Abstract
Purpose. To identify factors contributing to reduced quality of life and increased caregiver strain in an older population referred to a community rehabilitation team and to recommend service delivery models.
Methods. Analytical cross-sectional study arising from baseline assessments from 107 subjects drawn from a randomised controlled trial of community rehabilitation service delivery models.
Setting. A community rehabilitation team based in Brisbane, Queensland, Australia.
Measures. Primary outcome variables include quality of life (EQ-5D & VAS) and Carer Strain Index. Predictor variables include participation in functional activities, history of falls, number of medications, number of co-morbidities, depression, environmental hazards, physical function and nutrition. Association between variables assessed using linear regression.
Results. Major factors contributing to reduced quality of life were having reduced participation in daily activities, depression, and having poor vision. Having poor nutrition and no longer driving also contributed to poor quality of life. The major factor contributing to increased caregiver strain was reduced participation in daily activities by the older person.

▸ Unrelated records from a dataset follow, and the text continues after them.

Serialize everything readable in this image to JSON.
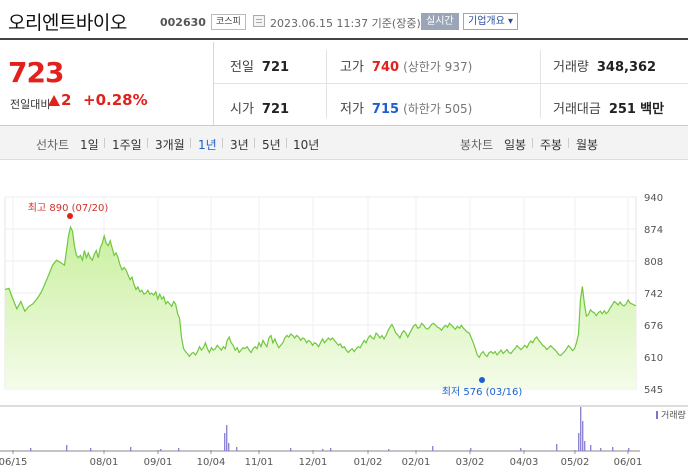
{
  "header": {
    "company": "오리엔트바이오",
    "code": "002630",
    "market": "코스피",
    "datetime": "2023.06.15 11:37 기준(장중)",
    "realtime": "실시간",
    "company_info": "기업개요",
    "company_info_arrow": "▾"
  },
  "quote": {
    "price": "723",
    "change_label": "전일대비",
    "change_value": "2",
    "change_rate": "+0.28%",
    "prev_close_label": "전일",
    "prev_close": "721",
    "high_label": "고가",
    "high": "740",
    "upper_limit": "(상한가 937)",
    "volume_label": "거래량",
    "volume": "348,362",
    "open_label": "시가",
    "open": "721",
    "low_label": "저가",
    "low": "715",
    "lower_limit": "(하한가 505)",
    "amount_label": "거래대금",
    "amount": "251",
    "amount_unit": "백만"
  },
  "periods": {
    "line_label": "선차트",
    "line_items": [
      "1일",
      "1주일",
      "3개월",
      "1년",
      "3년",
      "5년",
      "10년"
    ],
    "active": "1년",
    "candle_label": "봉차트",
    "candle_items": [
      "일봉",
      "주봉",
      "월봉"
    ]
  },
  "colors": {
    "up": "#e2211c",
    "down": "#1d5fd0",
    "line": "#6ec83c",
    "fill_top": "#c9ef9e",
    "fill_bottom": "#f4fce9"
  },
  "chart_data": {
    "type": "area",
    "y_ticks": [
      "940",
      "874",
      "808",
      "742",
      "676",
      "610",
      "545"
    ],
    "ylim": [
      545,
      940
    ],
    "x_ticks": [
      "06/15",
      "08/01",
      "09/01",
      "10/04",
      "11/01",
      "12/01",
      "01/02",
      "02/01",
      "03/02",
      "04/03",
      "05/02",
      "06/01"
    ],
    "high_annotation": "최고 890 (07/20)",
    "low_annotation": "최저 576 (03/16)",
    "volume_label": "거래량",
    "price_series": [
      [
        0,
        750
      ],
      [
        4,
        752
      ],
      [
        8,
        730
      ],
      [
        12,
        710
      ],
      [
        16,
        725
      ],
      [
        20,
        705
      ],
      [
        24,
        715
      ],
      [
        28,
        720
      ],
      [
        32,
        730
      ],
      [
        36,
        742
      ],
      [
        40,
        760
      ],
      [
        44,
        780
      ],
      [
        48,
        800
      ],
      [
        52,
        810
      ],
      [
        56,
        805
      ],
      [
        60,
        800
      ],
      [
        62,
        830
      ],
      [
        64,
        860
      ],
      [
        66,
        878
      ],
      [
        68,
        870
      ],
      [
        70,
        840
      ],
      [
        72,
        820
      ],
      [
        74,
        815
      ],
      [
        76,
        820
      ],
      [
        78,
        810
      ],
      [
        80,
        830
      ],
      [
        82,
        815
      ],
      [
        84,
        825
      ],
      [
        86,
        815
      ],
      [
        88,
        810
      ],
      [
        90,
        822
      ],
      [
        92,
        830
      ],
      [
        94,
        815
      ],
      [
        96,
        835
      ],
      [
        98,
        845
      ],
      [
        100,
        860
      ],
      [
        102,
        845
      ],
      [
        104,
        840
      ],
      [
        106,
        850
      ],
      [
        108,
        835
      ],
      [
        110,
        820
      ],
      [
        112,
        825
      ],
      [
        114,
        815
      ],
      [
        116,
        800
      ],
      [
        118,
        790
      ],
      [
        120,
        795
      ],
      [
        122,
        790
      ],
      [
        124,
        780
      ],
      [
        126,
        770
      ],
      [
        128,
        775
      ],
      [
        130,
        760
      ],
      [
        132,
        750
      ],
      [
        134,
        755
      ],
      [
        136,
        745
      ],
      [
        138,
        748
      ],
      [
        140,
        740
      ],
      [
        142,
        742
      ],
      [
        144,
        748
      ],
      [
        146,
        740
      ],
      [
        148,
        742
      ],
      [
        150,
        738
      ],
      [
        152,
        745
      ],
      [
        154,
        730
      ],
      [
        156,
        740
      ],
      [
        158,
        730
      ],
      [
        160,
        735
      ],
      [
        162,
        720
      ],
      [
        164,
        725
      ],
      [
        166,
        720
      ],
      [
        168,
        715
      ],
      [
        170,
        725
      ],
      [
        172,
        720
      ],
      [
        174,
        700
      ],
      [
        176,
        690
      ],
      [
        178,
        650
      ],
      [
        180,
        628
      ],
      [
        182,
        622
      ],
      [
        184,
        617
      ],
      [
        186,
        612
      ],
      [
        188,
        618
      ],
      [
        190,
        620
      ],
      [
        192,
        615
      ],
      [
        194,
        622
      ],
      [
        196,
        632
      ],
      [
        198,
        625
      ],
      [
        200,
        630
      ],
      [
        202,
        640
      ],
      [
        204,
        628
      ],
      [
        206,
        620
      ],
      [
        208,
        630
      ],
      [
        210,
        625
      ],
      [
        212,
        628
      ],
      [
        214,
        635
      ],
      [
        216,
        630
      ],
      [
        218,
        625
      ],
      [
        220,
        632
      ],
      [
        222,
        628
      ],
      [
        224,
        645
      ],
      [
        226,
        652
      ],
      [
        228,
        640
      ],
      [
        230,
        635
      ],
      [
        232,
        625
      ],
      [
        234,
        630
      ],
      [
        236,
        620
      ],
      [
        238,
        625
      ],
      [
        240,
        630
      ],
      [
        242,
        628
      ],
      [
        244,
        632
      ],
      [
        246,
        625
      ],
      [
        248,
        620
      ],
      [
        250,
        628
      ],
      [
        252,
        632
      ],
      [
        254,
        628
      ],
      [
        256,
        640
      ],
      [
        258,
        632
      ],
      [
        260,
        645
      ],
      [
        262,
        638
      ],
      [
        264,
        632
      ],
      [
        266,
        650
      ],
      [
        268,
        655
      ],
      [
        270,
        640
      ],
      [
        272,
        648
      ],
      [
        274,
        638
      ],
      [
        276,
        630
      ],
      [
        278,
        635
      ],
      [
        280,
        640
      ],
      [
        282,
        650
      ],
      [
        284,
        655
      ],
      [
        286,
        652
      ],
      [
        288,
        658
      ],
      [
        290,
        655
      ],
      [
        292,
        650
      ],
      [
        294,
        655
      ],
      [
        296,
        652
      ],
      [
        298,
        645
      ],
      [
        300,
        650
      ],
      [
        302,
        648
      ],
      [
        304,
        640
      ],
      [
        306,
        645
      ],
      [
        308,
        642
      ],
      [
        310,
        635
      ],
      [
        312,
        640
      ],
      [
        314,
        638
      ],
      [
        316,
        632
      ],
      [
        318,
        640
      ],
      [
        320,
        648
      ],
      [
        322,
        640
      ],
      [
        324,
        645
      ],
      [
        326,
        650
      ],
      [
        328,
        646
      ],
      [
        330,
        650
      ],
      [
        332,
        645
      ],
      [
        334,
        640
      ],
      [
        336,
        635
      ],
      [
        338,
        638
      ],
      [
        340,
        630
      ],
      [
        342,
        632
      ],
      [
        344,
        625
      ],
      [
        346,
        620
      ],
      [
        348,
        625
      ],
      [
        350,
        628
      ],
      [
        352,
        622
      ],
      [
        354,
        628
      ],
      [
        356,
        632
      ],
      [
        358,
        630
      ],
      [
        360,
        638
      ],
      [
        362,
        645
      ],
      [
        364,
        640
      ],
      [
        366,
        650
      ],
      [
        368,
        655
      ],
      [
        370,
        650
      ],
      [
        372,
        648
      ],
      [
        374,
        660
      ],
      [
        376,
        656
      ],
      [
        378,
        650
      ],
      [
        380,
        655
      ],
      [
        382,
        648
      ],
      [
        384,
        655
      ],
      [
        386,
        665
      ],
      [
        388,
        672
      ],
      [
        390,
        678
      ],
      [
        392,
        670
      ],
      [
        394,
        660
      ],
      [
        396,
        656
      ],
      [
        398,
        650
      ],
      [
        400,
        660
      ],
      [
        402,
        665
      ],
      [
        404,
        660
      ],
      [
        406,
        652
      ],
      [
        408,
        660
      ],
      [
        410,
        668
      ],
      [
        412,
        675
      ],
      [
        414,
        678
      ],
      [
        416,
        670
      ],
      [
        418,
        672
      ],
      [
        420,
        680
      ],
      [
        422,
        676
      ],
      [
        424,
        670
      ],
      [
        426,
        668
      ],
      [
        428,
        672
      ],
      [
        430,
        678
      ],
      [
        432,
        680
      ],
      [
        434,
        676
      ],
      [
        436,
        672
      ],
      [
        438,
        670
      ],
      [
        440,
        666
      ],
      [
        442,
        672
      ],
      [
        444,
        676
      ],
      [
        446,
        672
      ],
      [
        448,
        680
      ],
      [
        450,
        676
      ],
      [
        452,
        672
      ],
      [
        454,
        668
      ],
      [
        456,
        674
      ],
      [
        458,
        670
      ],
      [
        460,
        676
      ],
      [
        462,
        670
      ],
      [
        464,
        666
      ],
      [
        466,
        662
      ],
      [
        468,
        660
      ],
      [
        470,
        650
      ],
      [
        472,
        640
      ],
      [
        474,
        628
      ],
      [
        476,
        615
      ],
      [
        478,
        610
      ],
      [
        480,
        618
      ],
      [
        482,
        622
      ],
      [
        484,
        615
      ],
      [
        486,
        612
      ],
      [
        488,
        620
      ],
      [
        490,
        622
      ],
      [
        492,
        618
      ],
      [
        494,
        622
      ],
      [
        496,
        615
      ],
      [
        498,
        620
      ],
      [
        500,
        625
      ],
      [
        502,
        618
      ],
      [
        504,
        622
      ],
      [
        506,
        626
      ],
      [
        508,
        620
      ],
      [
        510,
        618
      ],
      [
        512,
        624
      ],
      [
        514,
        628
      ],
      [
        516,
        634
      ],
      [
        518,
        630
      ],
      [
        520,
        626
      ],
      [
        522,
        630
      ],
      [
        524,
        635
      ],
      [
        526,
        630
      ],
      [
        528,
        638
      ],
      [
        530,
        644
      ],
      [
        532,
        640
      ],
      [
        534,
        648
      ],
      [
        536,
        652
      ],
      [
        538,
        645
      ],
      [
        540,
        640
      ],
      [
        542,
        635
      ],
      [
        544,
        632
      ],
      [
        546,
        626
      ],
      [
        548,
        630
      ],
      [
        550,
        634
      ],
      [
        552,
        630
      ],
      [
        554,
        626
      ],
      [
        556,
        622
      ],
      [
        558,
        616
      ],
      [
        560,
        614
      ],
      [
        562,
        618
      ],
      [
        564,
        622
      ],
      [
        566,
        628
      ],
      [
        568,
        634
      ],
      [
        570,
        630
      ],
      [
        572,
        624
      ],
      [
        574,
        628
      ],
      [
        576,
        640
      ],
      [
        578,
        658
      ],
      [
        580,
        728
      ],
      [
        582,
        756
      ],
      [
        584,
        720
      ],
      [
        586,
        695
      ],
      [
        588,
        698
      ],
      [
        590,
        708
      ],
      [
        592,
        704
      ],
      [
        594,
        702
      ],
      [
        596,
        696
      ],
      [
        598,
        702
      ],
      [
        600,
        705
      ],
      [
        602,
        700
      ],
      [
        604,
        706
      ],
      [
        606,
        700
      ],
      [
        608,
        704
      ],
      [
        610,
        712
      ],
      [
        612,
        718
      ],
      [
        614,
        725
      ],
      [
        616,
        722
      ],
      [
        618,
        718
      ],
      [
        620,
        724
      ],
      [
        622,
        718
      ],
      [
        624,
        716
      ],
      [
        626,
        720
      ],
      [
        628,
        728
      ],
      [
        630,
        722
      ],
      [
        632,
        720
      ],
      [
        634,
        718
      ],
      [
        636,
        716
      ]
    ]
  }
}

Conclusions. Community rehabilitation services working with older populations must adopt models of care that screen for and address a wide range of factors that contribute to poor quality of life and caregiver strain.
Acknowledgements
The authors acknowledge the staff of the Community Rehabilitation Service in Metro South Hospital Health District for all the assistance and dedication in the data collection for this article. Additionally, they acknowledge the leadership and guidance from Susan Brandis, Gail Gordon and Carmel Perrett in their role as District Directors of Allied Health.
Declaration of interest: This research was funded through Queensland Health research grants, namely the Community Rehabilitation Workforce Project and the Allied Health research grants.